About the Mountain Festival
The Mountain Festival at the University of Alberta, facilitated by the Canadian Mountain Network (CMN), was first held in 2016. The purpose of the Festival is to celebrate mountain cultures, regions, and research thereby, bringing together mountain communities for International Mountain Day.
The Canadian Mountain Network works with partners on and off campus to plan, coordinate, and/or encourage engagement in Mountain-related events including panel discussions, film screenings, book launches, and more. The CMN also hosts a live-stream event on International Mountain Day to bring together communities holding their own International Mountain Day Celebrations.

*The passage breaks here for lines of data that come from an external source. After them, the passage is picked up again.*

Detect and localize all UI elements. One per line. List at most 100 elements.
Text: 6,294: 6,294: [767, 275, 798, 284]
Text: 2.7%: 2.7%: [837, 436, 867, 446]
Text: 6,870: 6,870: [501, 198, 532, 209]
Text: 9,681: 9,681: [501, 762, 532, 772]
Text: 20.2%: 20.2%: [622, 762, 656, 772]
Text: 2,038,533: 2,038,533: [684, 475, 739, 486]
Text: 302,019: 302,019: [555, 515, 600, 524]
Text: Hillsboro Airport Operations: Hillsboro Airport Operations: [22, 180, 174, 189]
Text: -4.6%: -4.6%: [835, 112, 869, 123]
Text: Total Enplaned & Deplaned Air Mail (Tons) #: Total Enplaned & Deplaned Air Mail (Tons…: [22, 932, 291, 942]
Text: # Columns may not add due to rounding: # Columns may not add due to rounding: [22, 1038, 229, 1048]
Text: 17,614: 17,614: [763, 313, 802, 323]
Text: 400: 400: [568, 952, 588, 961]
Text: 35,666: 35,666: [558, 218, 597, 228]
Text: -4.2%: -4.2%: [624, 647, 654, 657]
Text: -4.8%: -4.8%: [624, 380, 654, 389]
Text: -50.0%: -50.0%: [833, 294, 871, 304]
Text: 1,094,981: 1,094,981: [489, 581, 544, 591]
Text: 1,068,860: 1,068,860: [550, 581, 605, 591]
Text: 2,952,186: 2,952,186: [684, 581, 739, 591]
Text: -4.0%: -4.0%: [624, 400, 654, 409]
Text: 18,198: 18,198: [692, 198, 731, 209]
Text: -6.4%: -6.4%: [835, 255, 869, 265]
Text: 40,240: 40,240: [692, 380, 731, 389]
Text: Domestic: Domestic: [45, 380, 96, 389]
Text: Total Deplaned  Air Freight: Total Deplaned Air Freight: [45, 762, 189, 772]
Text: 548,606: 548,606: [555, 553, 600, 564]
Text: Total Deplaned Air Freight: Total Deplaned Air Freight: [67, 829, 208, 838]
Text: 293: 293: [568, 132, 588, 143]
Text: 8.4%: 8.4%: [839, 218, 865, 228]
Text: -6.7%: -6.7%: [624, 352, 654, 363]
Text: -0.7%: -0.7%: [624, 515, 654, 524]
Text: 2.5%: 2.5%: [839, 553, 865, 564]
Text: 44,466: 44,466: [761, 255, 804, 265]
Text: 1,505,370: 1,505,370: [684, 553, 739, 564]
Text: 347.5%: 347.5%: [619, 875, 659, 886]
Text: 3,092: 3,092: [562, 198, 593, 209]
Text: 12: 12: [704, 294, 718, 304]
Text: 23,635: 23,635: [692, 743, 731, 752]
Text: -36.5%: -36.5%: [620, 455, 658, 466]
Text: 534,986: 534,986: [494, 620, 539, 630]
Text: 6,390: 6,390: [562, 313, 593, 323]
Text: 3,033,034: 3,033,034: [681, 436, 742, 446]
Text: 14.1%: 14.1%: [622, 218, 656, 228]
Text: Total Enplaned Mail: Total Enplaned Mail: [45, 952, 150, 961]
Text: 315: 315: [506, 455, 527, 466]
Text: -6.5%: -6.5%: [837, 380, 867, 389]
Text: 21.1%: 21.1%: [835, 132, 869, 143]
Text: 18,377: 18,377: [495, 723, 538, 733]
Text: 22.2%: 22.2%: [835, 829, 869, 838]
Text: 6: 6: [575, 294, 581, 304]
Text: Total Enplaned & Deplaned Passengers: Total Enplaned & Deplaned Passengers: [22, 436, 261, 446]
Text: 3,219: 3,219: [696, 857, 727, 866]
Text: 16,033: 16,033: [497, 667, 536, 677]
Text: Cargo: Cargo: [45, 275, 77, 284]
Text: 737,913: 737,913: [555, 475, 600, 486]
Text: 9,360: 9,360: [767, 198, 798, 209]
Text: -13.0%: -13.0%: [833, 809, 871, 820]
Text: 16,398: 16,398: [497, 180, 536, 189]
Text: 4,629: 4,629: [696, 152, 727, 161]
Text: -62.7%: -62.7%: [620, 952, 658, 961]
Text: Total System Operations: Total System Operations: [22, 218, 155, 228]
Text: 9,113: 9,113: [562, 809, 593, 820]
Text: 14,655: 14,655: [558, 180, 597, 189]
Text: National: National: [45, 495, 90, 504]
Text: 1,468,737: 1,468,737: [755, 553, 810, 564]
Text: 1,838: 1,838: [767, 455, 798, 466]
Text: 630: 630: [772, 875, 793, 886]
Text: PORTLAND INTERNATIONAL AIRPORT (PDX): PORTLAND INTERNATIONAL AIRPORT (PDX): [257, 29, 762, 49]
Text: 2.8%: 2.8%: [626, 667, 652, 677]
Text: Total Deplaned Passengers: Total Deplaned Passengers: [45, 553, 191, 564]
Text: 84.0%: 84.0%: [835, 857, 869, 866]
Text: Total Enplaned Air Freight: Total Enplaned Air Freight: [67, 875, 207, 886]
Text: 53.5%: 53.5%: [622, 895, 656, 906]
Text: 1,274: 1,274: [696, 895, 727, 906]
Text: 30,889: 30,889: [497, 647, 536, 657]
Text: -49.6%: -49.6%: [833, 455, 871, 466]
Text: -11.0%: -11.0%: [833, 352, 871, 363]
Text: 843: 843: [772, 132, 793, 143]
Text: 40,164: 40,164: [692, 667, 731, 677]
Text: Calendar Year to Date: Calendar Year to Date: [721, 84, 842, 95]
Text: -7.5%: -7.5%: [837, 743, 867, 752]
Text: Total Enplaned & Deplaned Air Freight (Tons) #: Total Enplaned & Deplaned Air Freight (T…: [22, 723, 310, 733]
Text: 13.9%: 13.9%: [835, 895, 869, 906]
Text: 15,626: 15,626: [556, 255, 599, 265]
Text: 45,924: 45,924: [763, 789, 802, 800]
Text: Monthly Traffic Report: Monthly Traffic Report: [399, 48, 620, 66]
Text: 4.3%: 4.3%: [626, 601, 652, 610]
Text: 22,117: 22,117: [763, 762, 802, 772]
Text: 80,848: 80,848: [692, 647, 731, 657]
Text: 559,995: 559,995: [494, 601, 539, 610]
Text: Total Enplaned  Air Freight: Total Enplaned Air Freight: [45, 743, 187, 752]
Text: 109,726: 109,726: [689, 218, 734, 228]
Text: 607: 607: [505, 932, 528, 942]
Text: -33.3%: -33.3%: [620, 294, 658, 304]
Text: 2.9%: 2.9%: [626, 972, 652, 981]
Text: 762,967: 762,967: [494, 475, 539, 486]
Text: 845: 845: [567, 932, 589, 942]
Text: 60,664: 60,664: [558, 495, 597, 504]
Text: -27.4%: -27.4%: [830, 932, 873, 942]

MOUNTAINS UNDER PRESSURE: CLIMATE, HUNGER, MIGRATION
The United Nations 2017 theme is guided by these principles:
Mountains are early indicators of climate change and as global climate continues to warm, mountain people — some of the world’s hungriest and poorest — face even greater struggles to survive. The rising temperatures also mean that mountain glaciers are melting at unprecedented rates, affecting freshwater supplies downstream for millions of people. Mountain communities, however, have a wealth of knowledge and strategies accumulated over generations, on how to adapt to climate variability.
Climate change, climate variability and climate-induced disasters, combined with political, economic and social marginalization, increase the vulnerability of mountain peoples to food shortages and extreme poverty. Currently, about 39 percent of the mountain population in developing countries, or 329 million people, is estimated to be vulnerable to food insecurity.
As the vulnerability of mountain populations grows, migration increases both abroad and to urban centres. Those who remain are often women, left to manage the farms but with little access to credit, training and land tenure rights. Out-migration from mountain areas will also result in an inestimable loss in terms of provision of ecosystem services and preservation of cultural and agrobiodiversity. Investments and policies can alleviate the harsh living conditions of mountain communities and reverse out-migration trends from mountain areas.
International Mountain Day 2017 provides an occasion to highlight how climate, hunger and migration are affecting highlands and to ensure that sustainable mountain development is integrated into the 2030 Agenda and in the implementation of the Paris Agreement.